此時阿莫拿著一個錦盒走了進來,他得知夫人獨自下床走動,便往郎君的睡房及書房一路尋來,終於在此處見到夫人。
「稟告夫人。」阿莫恭敬呈上錦盒道:「郎君吩咐,若有朝一日他不在了,要阿莫將這個人偶交給夫人,他便代替郎君時時陪在您的身畔。」
母親一時驚詫,接過錦盒,打開它,裡面正是那個喜著月白色袍衫的盧七郎,眉目清俊,活脫脫是璟兒的神態與樣貌。

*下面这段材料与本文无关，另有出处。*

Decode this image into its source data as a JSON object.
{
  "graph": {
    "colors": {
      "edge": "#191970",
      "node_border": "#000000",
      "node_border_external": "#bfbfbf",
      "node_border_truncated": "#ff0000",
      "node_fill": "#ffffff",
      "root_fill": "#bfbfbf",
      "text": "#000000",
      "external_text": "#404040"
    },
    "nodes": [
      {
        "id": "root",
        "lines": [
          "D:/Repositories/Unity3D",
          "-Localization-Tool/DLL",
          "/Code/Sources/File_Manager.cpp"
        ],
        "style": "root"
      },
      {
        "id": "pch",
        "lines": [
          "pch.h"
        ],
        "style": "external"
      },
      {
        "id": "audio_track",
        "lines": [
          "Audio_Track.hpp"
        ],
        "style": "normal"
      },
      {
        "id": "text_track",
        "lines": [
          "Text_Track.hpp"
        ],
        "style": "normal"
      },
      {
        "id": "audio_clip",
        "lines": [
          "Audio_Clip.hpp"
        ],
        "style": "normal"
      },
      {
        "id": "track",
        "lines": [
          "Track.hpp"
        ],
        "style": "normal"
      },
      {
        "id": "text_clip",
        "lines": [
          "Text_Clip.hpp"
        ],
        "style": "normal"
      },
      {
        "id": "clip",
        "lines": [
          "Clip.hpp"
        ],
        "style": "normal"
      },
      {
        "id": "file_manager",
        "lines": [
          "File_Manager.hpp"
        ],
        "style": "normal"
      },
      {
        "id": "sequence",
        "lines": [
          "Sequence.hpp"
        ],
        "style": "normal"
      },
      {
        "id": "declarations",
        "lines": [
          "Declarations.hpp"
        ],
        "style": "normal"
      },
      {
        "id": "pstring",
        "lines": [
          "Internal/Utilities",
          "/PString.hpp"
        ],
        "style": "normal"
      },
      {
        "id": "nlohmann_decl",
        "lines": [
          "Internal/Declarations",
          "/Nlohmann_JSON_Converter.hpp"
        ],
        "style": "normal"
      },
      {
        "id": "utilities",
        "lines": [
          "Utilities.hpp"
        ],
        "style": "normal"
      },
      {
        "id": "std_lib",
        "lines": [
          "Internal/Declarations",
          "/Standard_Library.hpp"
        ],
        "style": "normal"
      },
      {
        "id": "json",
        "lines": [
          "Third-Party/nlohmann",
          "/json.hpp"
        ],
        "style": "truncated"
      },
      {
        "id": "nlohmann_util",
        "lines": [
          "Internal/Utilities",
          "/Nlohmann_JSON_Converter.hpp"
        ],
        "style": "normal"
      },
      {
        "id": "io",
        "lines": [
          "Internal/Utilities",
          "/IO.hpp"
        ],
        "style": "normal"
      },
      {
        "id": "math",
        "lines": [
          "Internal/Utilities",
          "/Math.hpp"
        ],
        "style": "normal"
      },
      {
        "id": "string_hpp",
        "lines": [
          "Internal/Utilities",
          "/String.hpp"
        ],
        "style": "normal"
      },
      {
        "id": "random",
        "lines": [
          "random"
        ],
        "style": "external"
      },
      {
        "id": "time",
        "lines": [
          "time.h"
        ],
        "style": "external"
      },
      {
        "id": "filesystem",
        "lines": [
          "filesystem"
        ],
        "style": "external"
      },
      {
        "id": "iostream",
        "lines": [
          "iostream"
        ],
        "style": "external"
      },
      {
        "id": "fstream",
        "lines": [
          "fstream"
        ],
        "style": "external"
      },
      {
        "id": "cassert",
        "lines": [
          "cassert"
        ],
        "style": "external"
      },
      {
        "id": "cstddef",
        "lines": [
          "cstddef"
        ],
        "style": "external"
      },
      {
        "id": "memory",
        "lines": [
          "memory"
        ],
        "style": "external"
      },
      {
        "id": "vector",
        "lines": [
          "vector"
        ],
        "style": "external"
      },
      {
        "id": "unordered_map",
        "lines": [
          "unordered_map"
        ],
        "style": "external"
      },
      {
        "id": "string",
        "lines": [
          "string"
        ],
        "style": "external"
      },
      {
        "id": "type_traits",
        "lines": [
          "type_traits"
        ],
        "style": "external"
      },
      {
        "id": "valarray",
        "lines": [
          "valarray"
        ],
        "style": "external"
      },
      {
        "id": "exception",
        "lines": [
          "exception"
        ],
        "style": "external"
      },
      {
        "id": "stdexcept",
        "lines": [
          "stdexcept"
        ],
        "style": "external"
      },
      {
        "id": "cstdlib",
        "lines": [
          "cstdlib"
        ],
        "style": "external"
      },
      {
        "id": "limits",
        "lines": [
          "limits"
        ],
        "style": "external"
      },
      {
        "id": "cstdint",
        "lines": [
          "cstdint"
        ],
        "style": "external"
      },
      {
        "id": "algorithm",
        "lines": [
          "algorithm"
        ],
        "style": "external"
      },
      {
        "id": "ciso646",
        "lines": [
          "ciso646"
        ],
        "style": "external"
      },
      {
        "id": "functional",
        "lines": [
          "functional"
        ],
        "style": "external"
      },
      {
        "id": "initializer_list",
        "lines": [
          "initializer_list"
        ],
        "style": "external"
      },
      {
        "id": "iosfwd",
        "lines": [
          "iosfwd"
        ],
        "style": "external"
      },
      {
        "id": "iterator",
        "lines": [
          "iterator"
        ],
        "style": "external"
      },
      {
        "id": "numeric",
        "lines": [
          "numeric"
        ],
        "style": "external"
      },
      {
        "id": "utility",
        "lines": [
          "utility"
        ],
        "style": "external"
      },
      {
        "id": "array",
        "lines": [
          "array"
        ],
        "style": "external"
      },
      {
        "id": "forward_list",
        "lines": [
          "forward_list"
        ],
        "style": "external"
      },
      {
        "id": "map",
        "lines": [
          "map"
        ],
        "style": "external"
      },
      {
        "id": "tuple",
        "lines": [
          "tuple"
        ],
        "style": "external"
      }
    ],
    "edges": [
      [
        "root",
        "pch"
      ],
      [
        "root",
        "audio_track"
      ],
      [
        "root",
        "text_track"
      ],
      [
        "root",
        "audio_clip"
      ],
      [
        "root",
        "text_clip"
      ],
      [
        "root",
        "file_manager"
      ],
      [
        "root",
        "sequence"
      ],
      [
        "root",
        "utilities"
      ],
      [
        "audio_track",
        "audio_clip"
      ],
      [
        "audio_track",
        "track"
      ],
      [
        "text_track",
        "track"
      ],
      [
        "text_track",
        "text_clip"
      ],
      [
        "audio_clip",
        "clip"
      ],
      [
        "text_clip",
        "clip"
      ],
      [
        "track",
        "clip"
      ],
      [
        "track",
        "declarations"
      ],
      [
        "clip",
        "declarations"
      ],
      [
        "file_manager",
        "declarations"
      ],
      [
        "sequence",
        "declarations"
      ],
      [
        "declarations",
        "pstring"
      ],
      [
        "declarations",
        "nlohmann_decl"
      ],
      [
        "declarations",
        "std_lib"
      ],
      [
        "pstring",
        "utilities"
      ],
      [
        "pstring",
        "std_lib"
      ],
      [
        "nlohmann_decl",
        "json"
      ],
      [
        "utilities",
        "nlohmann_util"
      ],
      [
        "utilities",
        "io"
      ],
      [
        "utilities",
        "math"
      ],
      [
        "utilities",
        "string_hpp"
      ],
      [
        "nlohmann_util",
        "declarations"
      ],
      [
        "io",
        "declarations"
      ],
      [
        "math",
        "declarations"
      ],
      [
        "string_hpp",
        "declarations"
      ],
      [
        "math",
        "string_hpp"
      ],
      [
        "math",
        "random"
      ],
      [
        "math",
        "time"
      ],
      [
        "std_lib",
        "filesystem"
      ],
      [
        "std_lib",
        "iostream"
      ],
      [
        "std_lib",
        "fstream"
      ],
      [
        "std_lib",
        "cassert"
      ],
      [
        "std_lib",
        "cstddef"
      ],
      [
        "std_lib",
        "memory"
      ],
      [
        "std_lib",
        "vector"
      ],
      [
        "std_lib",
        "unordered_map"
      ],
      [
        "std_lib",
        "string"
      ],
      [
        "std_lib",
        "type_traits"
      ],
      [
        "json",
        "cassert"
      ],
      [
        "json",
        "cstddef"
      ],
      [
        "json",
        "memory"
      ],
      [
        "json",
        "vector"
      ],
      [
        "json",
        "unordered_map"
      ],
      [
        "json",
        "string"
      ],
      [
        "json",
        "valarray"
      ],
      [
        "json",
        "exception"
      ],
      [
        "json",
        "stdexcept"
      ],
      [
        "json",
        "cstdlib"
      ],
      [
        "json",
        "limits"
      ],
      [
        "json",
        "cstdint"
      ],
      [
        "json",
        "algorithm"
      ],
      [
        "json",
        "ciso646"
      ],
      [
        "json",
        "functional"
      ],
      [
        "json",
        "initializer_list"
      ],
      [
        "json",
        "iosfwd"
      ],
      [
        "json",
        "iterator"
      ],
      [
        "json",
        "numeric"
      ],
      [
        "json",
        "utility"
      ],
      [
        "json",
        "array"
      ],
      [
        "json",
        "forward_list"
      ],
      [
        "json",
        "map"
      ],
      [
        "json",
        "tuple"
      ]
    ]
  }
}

母親取出人偶,眼淚禁不住奪眶而出,她將人偶緊緊擁入懷中,又一眼瞥見書案之上殘存的一幅未竟之畫,外形勾勒已經完成,卻尚未上色。畫中應是那日進到府中見璟兒最後一面的窯娘張寧,她的雙手全是泥,手中捏著的正是璟兒的人偶。
「是這個窯娘替郎君捏的人偶?」母親問道。
「是。還有郎君手裡那匹小馬。郎君說他羨慕父兄能夠瀟灑騎射,於是小娘子便替郎君捏了小馬,讓小馬能時時相伴郎君左右。」
阿莫哽咽,順了順氣又道:「郎君一心想完成這幅畫,無奈他病勢越發不好,每每硬撐著提筆,畫沒幾筆心疾又犯,終究還是沒來得及畫完……」
母親聽完,再度潸然淚下。她一手緊握璟兒的人偶,一手輕撫著那張未完成的畫,再抬頭望向牆上那幅窯場歡樂卻略帶汙漬的畫,她終於明白她的璟兒最後那段日子確實是快樂的。想及此,悲痛之中也總算有了一絲欣慰。